Technological Innovations and Early Factories

The pressure to produce more goods for a growing market and to reduce the labor costs of manufacturing was directly related to the first decisive breakthrough of the Industrial Revolution: the creation of the world’s first machine-powered factories in the British cotton textile industry. Technological innovations in the manufacture of cotton cloth led to a new system of production and social relationships.

The putting-out system that developed in the seventeenth-century textile industry involved a merchant who loaned, or “put out,” raw materials to cottage workers who processed the raw materials in their own homes and returned the finished products to the merchant. There was always a serious imbalance in textile production based on cottage industry: the work of four or five spinners was needed to keep one weaver steadily employed. During the eighteenth century the putting-out system grew across Europe, but most extensively in Britain. The growth of demand only increased pressures on the supply of thread.

Many a tinkering worker knew that devising a better spinning wheel promised rich rewards. It proved hard to spin the traditional raw materials — wool and flax — with improved machines, but cotton was different. Cotton textiles had first been imported into Britain from India by the East India Company. By 1760 a tiny domestic cotton industry had emerged in northern England based on imported raw materials, but it could not compete with cloth produced by workers in India and other parts of Asia. International competition thus drove English entrepreneurs to invent new technologies to bring down labor costs.

After many experiments over a generation, a carpenter and jack-of-all-trades, James Hargreaves, invented his cotton-spinning jenny about 1765. At almost the same moment, a barber-turned-manufacturer named Richard Arkwright invented (or possibly pirated) another kind of spinning machine, the water frame. These breakthroughs produced an explosion in the infant cotton textile industry in the 1780s. By 1790 the new machines were producing ten times as much cotton yarn as had been made in 1770.

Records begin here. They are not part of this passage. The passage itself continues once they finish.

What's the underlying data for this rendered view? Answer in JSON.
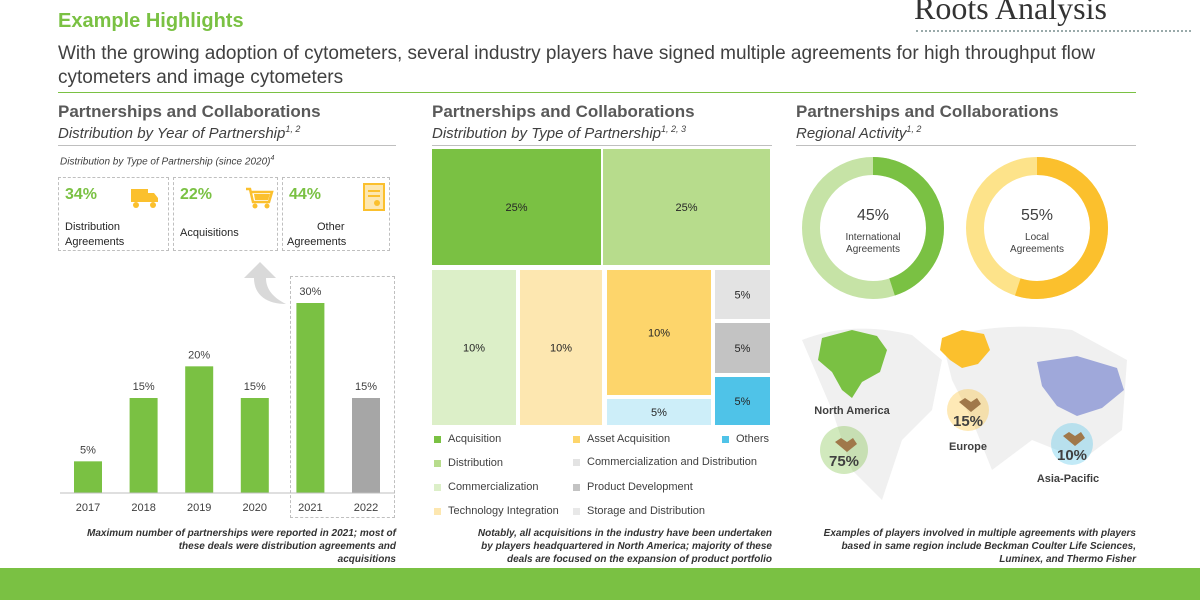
{
  "header": {
    "title": "Example Highlights",
    "subtitle": "With the growing adoption of cytometers, several industry players have signed multiple agreements for high throughput flow cytometers and image cytometers",
    "brand": "Roots Analysis"
  },
  "panel1": {
    "title": "Partnerships and Collaborations",
    "subtitle": "Distribution by Year of Partnership",
    "subtitle_sup": "1, 2",
    "caption": "Distribution by Type of Partnership (since 2020)",
    "caption_sup": "4",
    "cards": [
      {
        "pct": "34%",
        "label_line1": "Distribution",
        "label_line2": "Agreements",
        "icon": "truck-icon"
      },
      {
        "pct": "22%",
        "label_line1": "Acquisitions",
        "label_line2": "",
        "icon": "cart-icon"
      },
      {
        "pct": "44%",
        "label_line1": "Other",
        "label_line2": "Agreements",
        "icon": "document-icon"
      }
    ],
    "note_line1": "Maximum number of partnerships were reported in 2021; most of",
    "note_line2": "these deals were distribution  agreements and",
    "note_line3": "acquisitions"
  },
  "panel2": {
    "title": "Partnerships and Collaborations",
    "subtitle": "Distribution by Type of Partnership",
    "subtitle_sup": "1, 2, 3",
    "note_line1": "Notably, all acquisitions in the industry have been undertaken",
    "note_line2": "by players headquartered in North America; majority of these",
    "note_line3": "deals are focused on the expansion of product portfolio"
  },
  "panel3": {
    "title": "Partnerships and Collaborations",
    "subtitle": "Regional Activity",
    "subtitle_sup": "1, 2",
    "note_line1": "Examples of players involved in multiple agreements with players",
    "note_line2": "based in same region include Beckman Coulter Life Sciences,",
    "note_line3": "Luminex, and Thermo Fisher"
  },
  "chart_data": [
    {
      "type": "bar",
      "categories": [
        "2017",
        "2018",
        "2019",
        "2020",
        "2021",
        "2022"
      ],
      "values": [
        5,
        15,
        20,
        15,
        30,
        15
      ],
      "labels": [
        "5%",
        "15%",
        "20%",
        "15%",
        "30%",
        "15%"
      ],
      "colors": [
        "#7ac143",
        "#7ac143",
        "#7ac143",
        "#7ac143",
        "#7ac143",
        "#a6a6a6"
      ]
    },
    {
      "type": "treemap",
      "cells": [
        {
          "category": "Acquisition",
          "value": 25,
          "label": "25%",
          "color": "#7ac143"
        },
        {
          "category": "Distribution",
          "value": 25,
          "label": "25%",
          "color": "#b7dc8c"
        },
        {
          "category": "Commercialization",
          "value": 10,
          "label": "10%",
          "color": "#dcefc8"
        },
        {
          "category": "Technology Integration",
          "value": 10,
          "label": "10%",
          "color": "#fde7b0"
        },
        {
          "category": "Asset Acquisition",
          "value": 10,
          "label": "10%",
          "color": "#fdd56b"
        },
        {
          "category": "Storage and Distribution",
          "value": 5,
          "label": "5%",
          "color": "#cdeef9"
        },
        {
          "category": "Commercialization  and Distribution",
          "value": 5,
          "label": "5%",
          "color": "#e3e3e3"
        },
        {
          "category": "Product Development",
          "value": 5,
          "label": "5%",
          "color": "#c3c3c3"
        },
        {
          "category": "Others",
          "value": 5,
          "label": "5%",
          "color": "#4fc3e8"
        }
      ],
      "legend": [
        {
          "label": "Acquisition",
          "color": "#7ac143"
        },
        {
          "label": "Asset Acquisition",
          "color": "#fdd56b"
        },
        {
          "label": "Others",
          "color": "#4fc3e8"
        },
        {
          "label": "Distribution",
          "color": "#b7dc8c"
        },
        {
          "label": "Commercialization  and Distribution",
          "color": "#e3e3e3"
        },
        {
          "label": "Commercialization",
          "color": "#dcefc8"
        },
        {
          "label": "Product Development",
          "color": "#c3c3c3"
        },
        {
          "label": "Technology  Integration",
          "color": "#fde7b0"
        },
        {
          "label": "Storage and Distribution",
          "color": "#e8e8e8"
        }
      ]
    },
    {
      "type": "pie",
      "donuts": [
        {
          "value": 45,
          "label": "45%",
          "text_line1": "International",
          "text_line2": "Agreements",
          "color": "#7ac143",
          "rest_color": "#c6e3a6"
        },
        {
          "value": 55,
          "label": "55%",
          "text_line1": "Local",
          "text_line2": "Agreements",
          "color": "#fbc02d",
          "rest_color": "#fde38a"
        }
      ],
      "regions": [
        {
          "name": "North America",
          "value": 75,
          "label": "75%",
          "color": "#7ac143"
        },
        {
          "name": "Europe",
          "value": 15,
          "label": "15%",
          "color": "#fbc02d"
        },
        {
          "name": "Asia-Pacific",
          "value": 10,
          "label": "10%",
          "color": "#4fc3e8"
        }
      ]
    }
  ]
}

Hargreaves’s spinning jenny was simple, inexpensive, and powered by hand. In early models from six to twenty-four spindles were mounted on a sliding carriage, and each spindle spun a fine, slender thread. Arkwright’s water frame employed a different principle. It quickly acquired a capacity of several hundred spindles driven by waterpower. The water frame required large specialized mills located beside rivers and factories that employed as many as one thousand workers from the very beginning. The major drawback of the water frame was that it could spin only a coarse, strong thread. Around 1790 a hybrid machine invented by Samuel Crompton proved capable of spinning very fine and strong thread in large quantities. Gradually, all cotton spinning was concentrated in large-scale factories.

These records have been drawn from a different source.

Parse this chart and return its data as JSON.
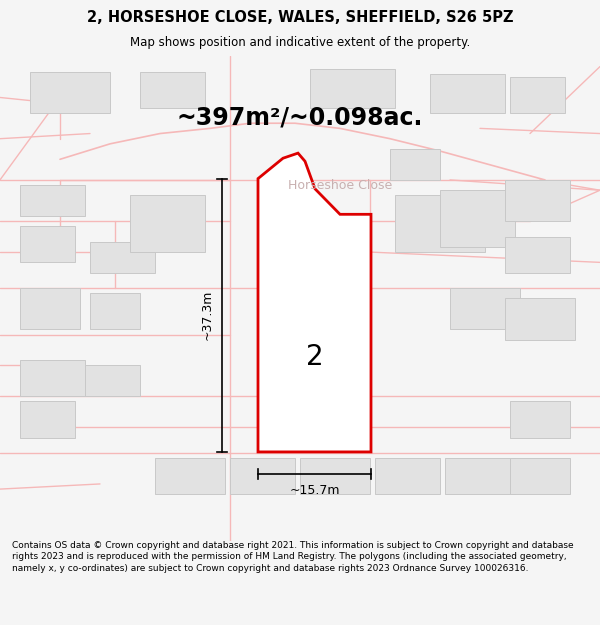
{
  "title": "2, HORSESHOE CLOSE, WALES, SHEFFIELD, S26 5PZ",
  "subtitle": "Map shows position and indicative extent of the property.",
  "area_text": "~397m²/~0.098ac.",
  "street_name": "Horseshoe Close",
  "plot_number": "2",
  "dim_height": "~37.3m",
  "dim_width": "~15.7m",
  "footer_text": "Contains OS data © Crown copyright and database right 2021. This information is subject to Crown copyright and database rights 2023 and is reproduced with the permission of HM Land Registry. The polygons (including the associated geometry, namely x, y co-ordinates) are subject to Crown copyright and database rights 2023 Ordnance Survey 100026316.",
  "bg_color": "#f5f5f5",
  "map_bg": "#ffffff",
  "plot_color_fill": "#ffffff",
  "plot_color_edge": "#dd0000",
  "road_color": "#f5b8b8",
  "building_color": "#e2e2e2",
  "building_edge": "#c8c8c8",
  "street_color": "#c8b0b0"
}
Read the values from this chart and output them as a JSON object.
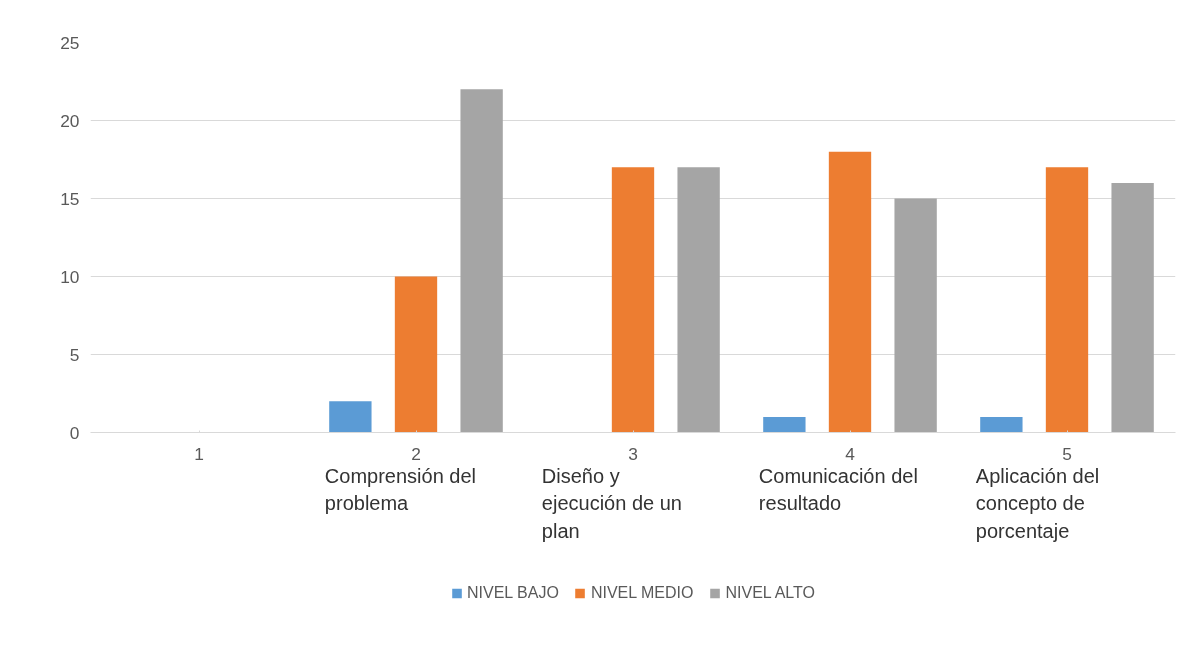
{
  "chart_data": {
    "type": "bar",
    "categories": [
      "1",
      "2",
      "3",
      "4",
      "5"
    ],
    "series": [
      {
        "name": "NIVEL BAJO",
        "color": "#5b9bd5",
        "values": [
          0,
          2,
          0,
          1,
          1
        ]
      },
      {
        "name": "NIVEL MEDIO",
        "color": "#ed7d31",
        "values": [
          0,
          10,
          17,
          18,
          17
        ]
      },
      {
        "name": "NIVEL ALTO",
        "color": "#a5a5a5",
        "values": [
          0,
          22,
          17,
          15,
          16
        ]
      }
    ],
    "annotations": [
      "Comprensión del problema",
      "Diseño y ejecución de un plan",
      "Comunicación del resultado",
      "Aplicación del concepto de porcentaje"
    ],
    "ylim": [
      0,
      25
    ],
    "yticks": [
      0,
      5,
      10,
      15,
      20,
      25
    ],
    "grid": "y",
    "legend": "bottom"
  }
}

These revolutionary developments in the textile industry allowed British manufacturers to produce vast quantities of both fine and coarse cotton thread. Families using cotton in cottage industry were freed from their constant search for adequate yarn from scattered part-time spinners, because all the thread needed could be spun in the cottage on the jenny or obtained from a nearby factory. The income of weavers, now hard-pressed to keep up with the spinners, rose markedly until about 1792. In response, mechanics and capitalists sought to invent a power loom to save on labor costs. This Edmund Cartwright achieved in 1785. But the power looms of the factories worked poorly at first and did not fully replace handlooms until the 1820s.

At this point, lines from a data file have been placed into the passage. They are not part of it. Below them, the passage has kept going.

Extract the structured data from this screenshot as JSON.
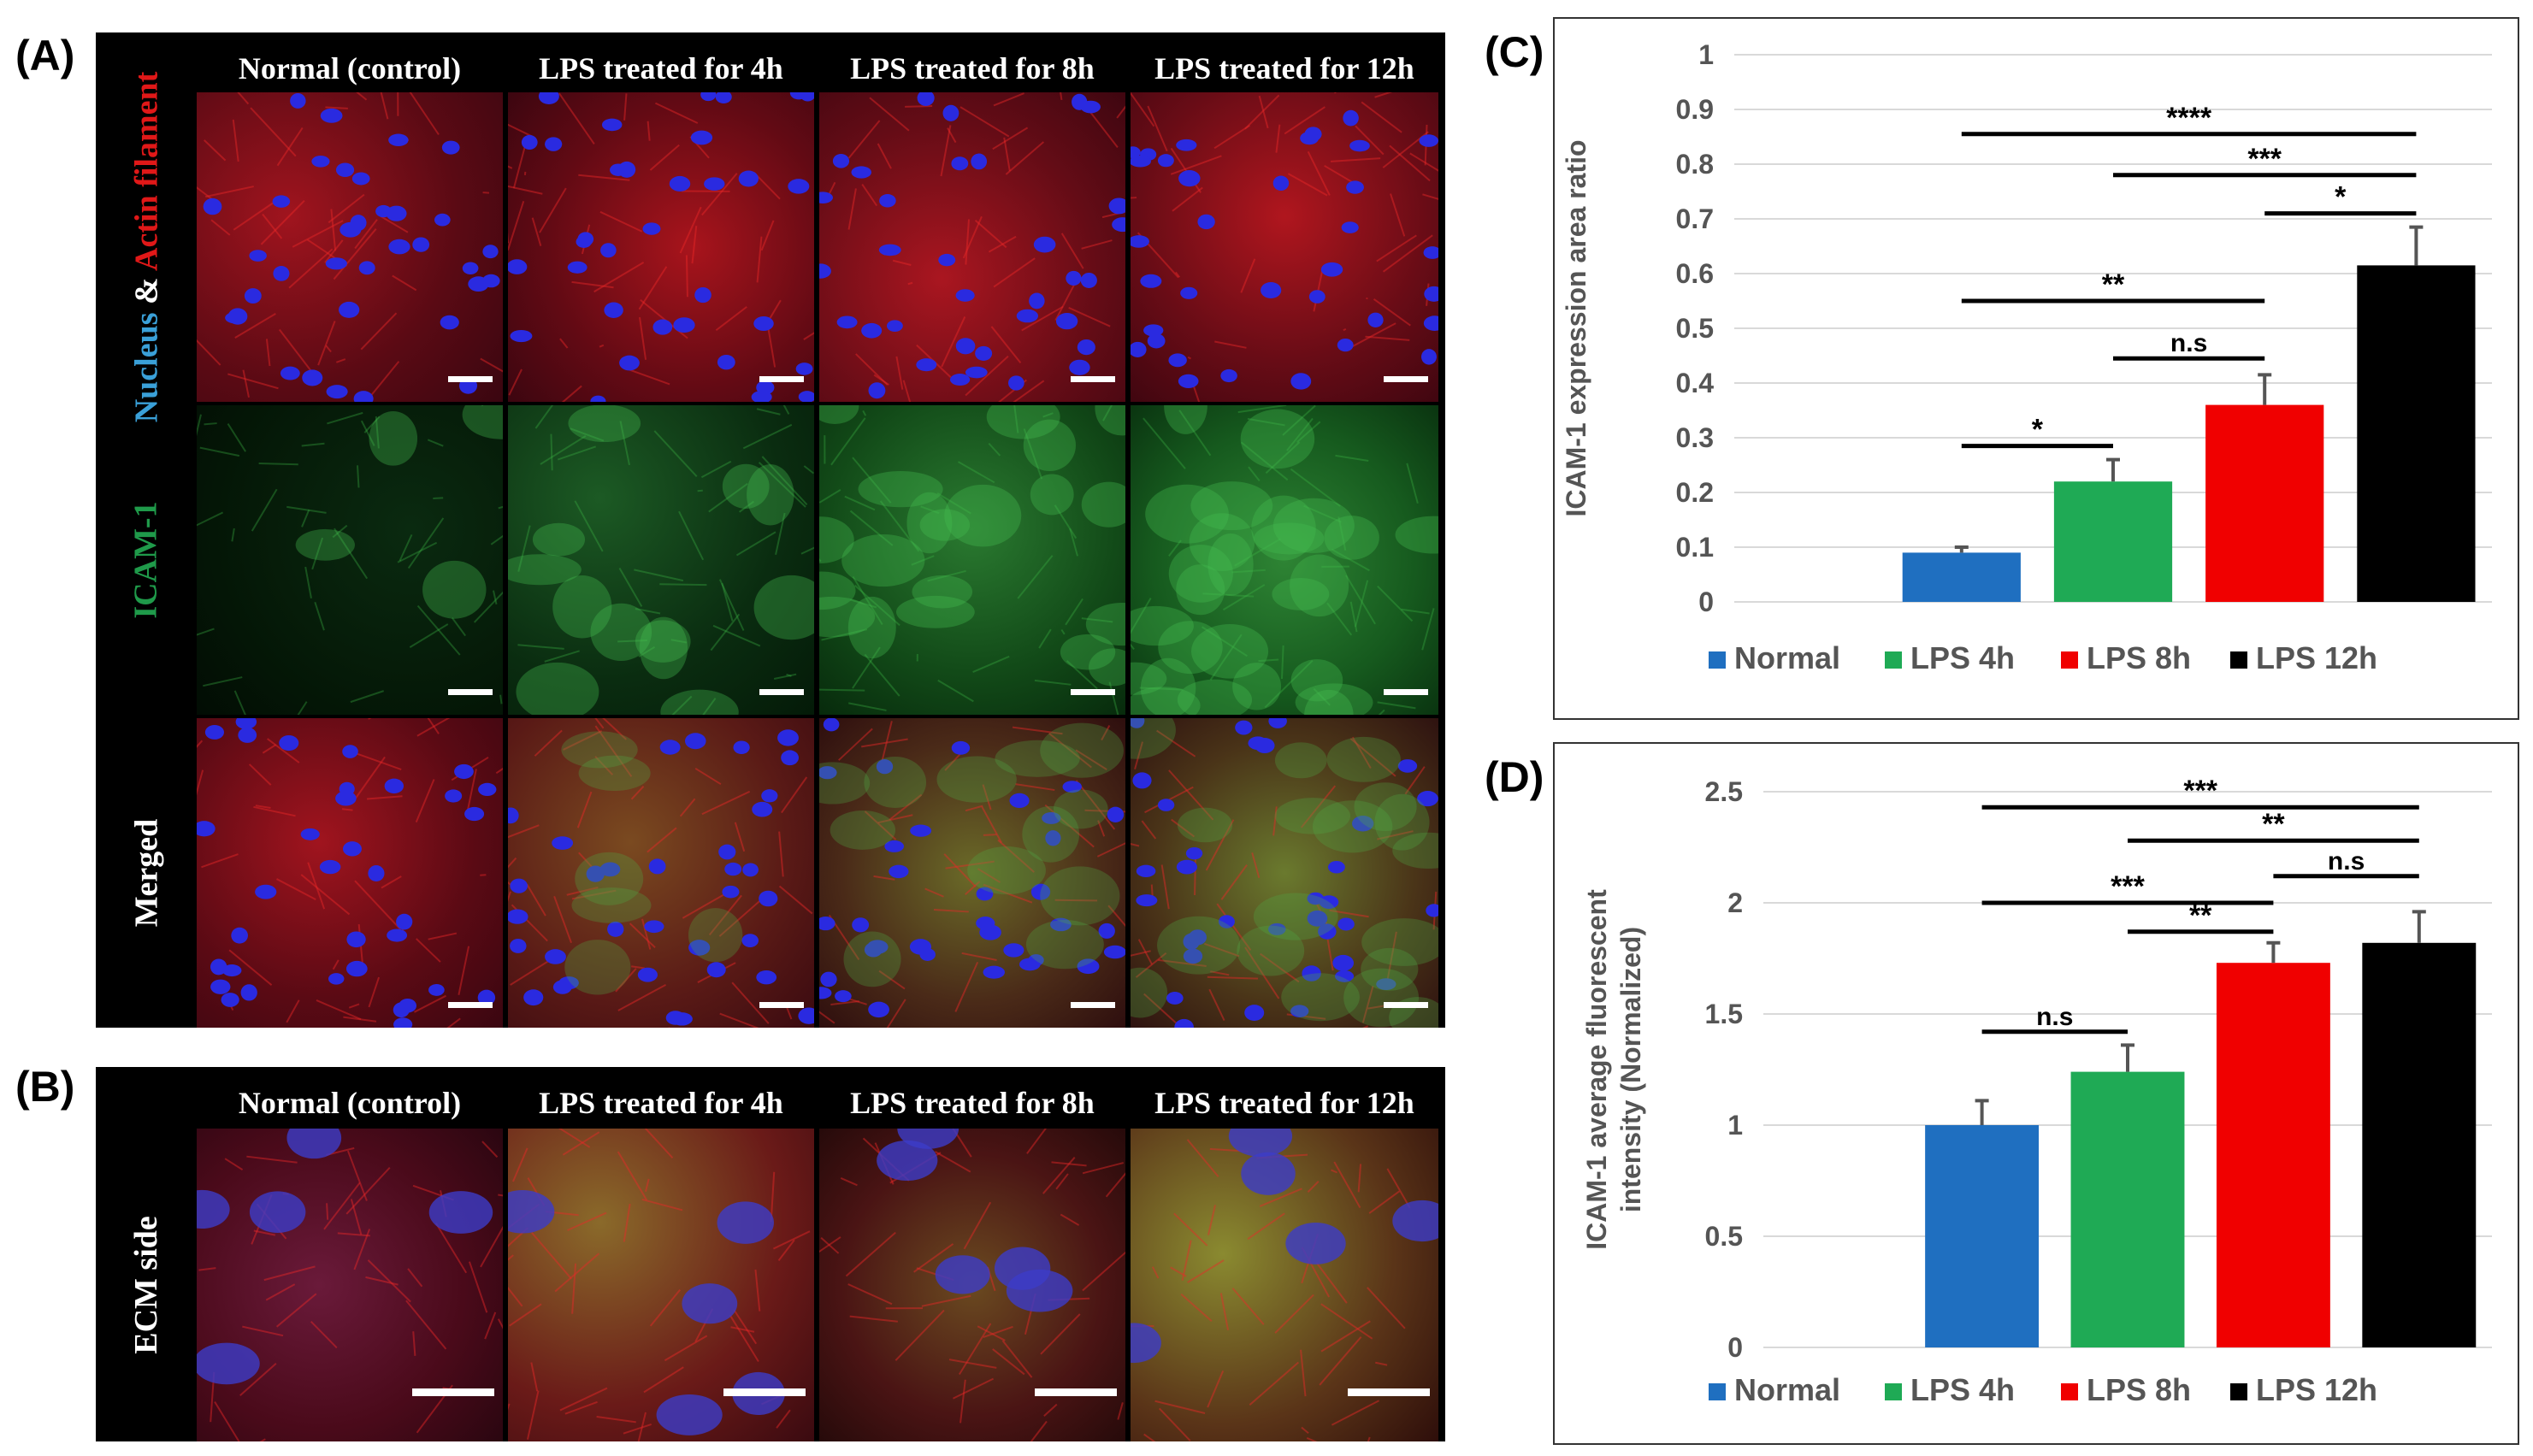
{
  "panels": {
    "A": {
      "letter": "(A)",
      "columns": [
        "Normal (control)",
        "LPS treated for 4h",
        "LPS treated for 8h",
        "LPS treated for 12h"
      ],
      "rows": [
        {
          "label_part1": "Nucleus",
          "label_part2": " & ",
          "label_part3": "Actin filament"
        },
        {
          "label": "ICAM-1"
        },
        {
          "label": "Merged"
        }
      ],
      "colors": {
        "nucleus": "#3aa0d8",
        "actin": "#e01818",
        "icam": "#1f9a4a",
        "white": "#ffffff"
      }
    },
    "B": {
      "letter": "(B)",
      "columns": [
        "Normal (control)",
        "LPS treated for 4h",
        "LPS treated for 8h",
        "LPS treated for 12h"
      ],
      "row_label": "ECM side"
    },
    "C": {
      "letter": "(C)"
    },
    "D": {
      "letter": "(D)"
    }
  },
  "chart_data": [
    {
      "type": "bar",
      "panel": "C",
      "ylabel": "ICAM-1 expression area ratio",
      "xlabel": "",
      "ylim": [
        0,
        1
      ],
      "yticks": [
        "0",
        "0.1",
        "0.2",
        "0.3",
        "0.4",
        "0.5",
        "0.6",
        "0.7",
        "0.8",
        "0.9",
        "1"
      ],
      "ytick_values": [
        0,
        0.1,
        0.2,
        0.3,
        0.4,
        0.5,
        0.6,
        0.7,
        0.8,
        0.9,
        1
      ],
      "grid": true,
      "legend_position": "bottom",
      "series": [
        {
          "name": "Normal",
          "value": 0.09,
          "error": 0.01,
          "color": "#1f6fc0"
        },
        {
          "name": "LPS 4h",
          "value": 0.22,
          "error": 0.04,
          "color": "#1faa55"
        },
        {
          "name": "LPS 8h",
          "value": 0.36,
          "error": 0.055,
          "color": "#f00000"
        },
        {
          "name": "LPS 12h",
          "value": 0.615,
          "error": 0.07,
          "color": "#000000"
        }
      ],
      "significance": [
        {
          "from": 0,
          "to": 3,
          "label": "****",
          "level": 0.855
        },
        {
          "from": 1,
          "to": 3,
          "label": "***",
          "level": 0.78
        },
        {
          "from": 2,
          "to": 3,
          "label": "*",
          "level": 0.71
        },
        {
          "from": 0,
          "to": 2,
          "label": "**",
          "level": 0.55
        },
        {
          "from": 1,
          "to": 2,
          "label": "n.s",
          "level": 0.445
        },
        {
          "from": 0,
          "to": 1,
          "label": "*",
          "level": 0.285
        }
      ]
    },
    {
      "type": "bar",
      "panel": "D",
      "ylabel": "ICAM-1 average fluorescent intensity (Normalized)",
      "ylabel_line1": "ICAM-1 average fluorescent",
      "ylabel_line2": "intensity (Normalized)",
      "xlabel": "",
      "ylim": [
        0,
        2.5
      ],
      "yticks": [
        "0",
        "0.5",
        "1",
        "1.5",
        "2",
        "2.5"
      ],
      "ytick_values": [
        0,
        0.5,
        1,
        1.5,
        2,
        2.5
      ],
      "grid": true,
      "legend_position": "bottom",
      "series": [
        {
          "name": "Normal",
          "value": 1.0,
          "error": 0.11,
          "color": "#1f6fc0"
        },
        {
          "name": "LPS 4h",
          "value": 1.24,
          "error": 0.12,
          "color": "#1faa55"
        },
        {
          "name": "LPS 8h",
          "value": 1.73,
          "error": 0.09,
          "color": "#f00000"
        },
        {
          "name": "LPS 12h",
          "value": 1.82,
          "error": 0.14,
          "color": "#000000"
        }
      ],
      "significance": [
        {
          "from": 0,
          "to": 3,
          "label": "***",
          "level": 2.43
        },
        {
          "from": 1,
          "to": 3,
          "label": "**",
          "level": 2.28
        },
        {
          "from": 2,
          "to": 3,
          "label": "n.s",
          "level": 2.12
        },
        {
          "from": 0,
          "to": 2,
          "label": "***",
          "level": 2.0
        },
        {
          "from": 1,
          "to": 2,
          "label": "**",
          "level": 1.87
        },
        {
          "from": 0,
          "to": 1,
          "label": "n.s",
          "level": 1.42
        }
      ]
    }
  ]
}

Working conditions in the early cotton factories were so poor that adult workers were reluctant to work in them. Factory owners often turned to orphans and abandoned children instead. By placing them in “apprenticeship” with factory owners, parish officers charged with caring for such children saved money. The owners gained workers over whom they exercised almost the authority of slave owners. Housed, fed, and locked up nightly in factory dormitories, the young workers labored thirteen or fourteen hours a day, six days a week, for little or no pay.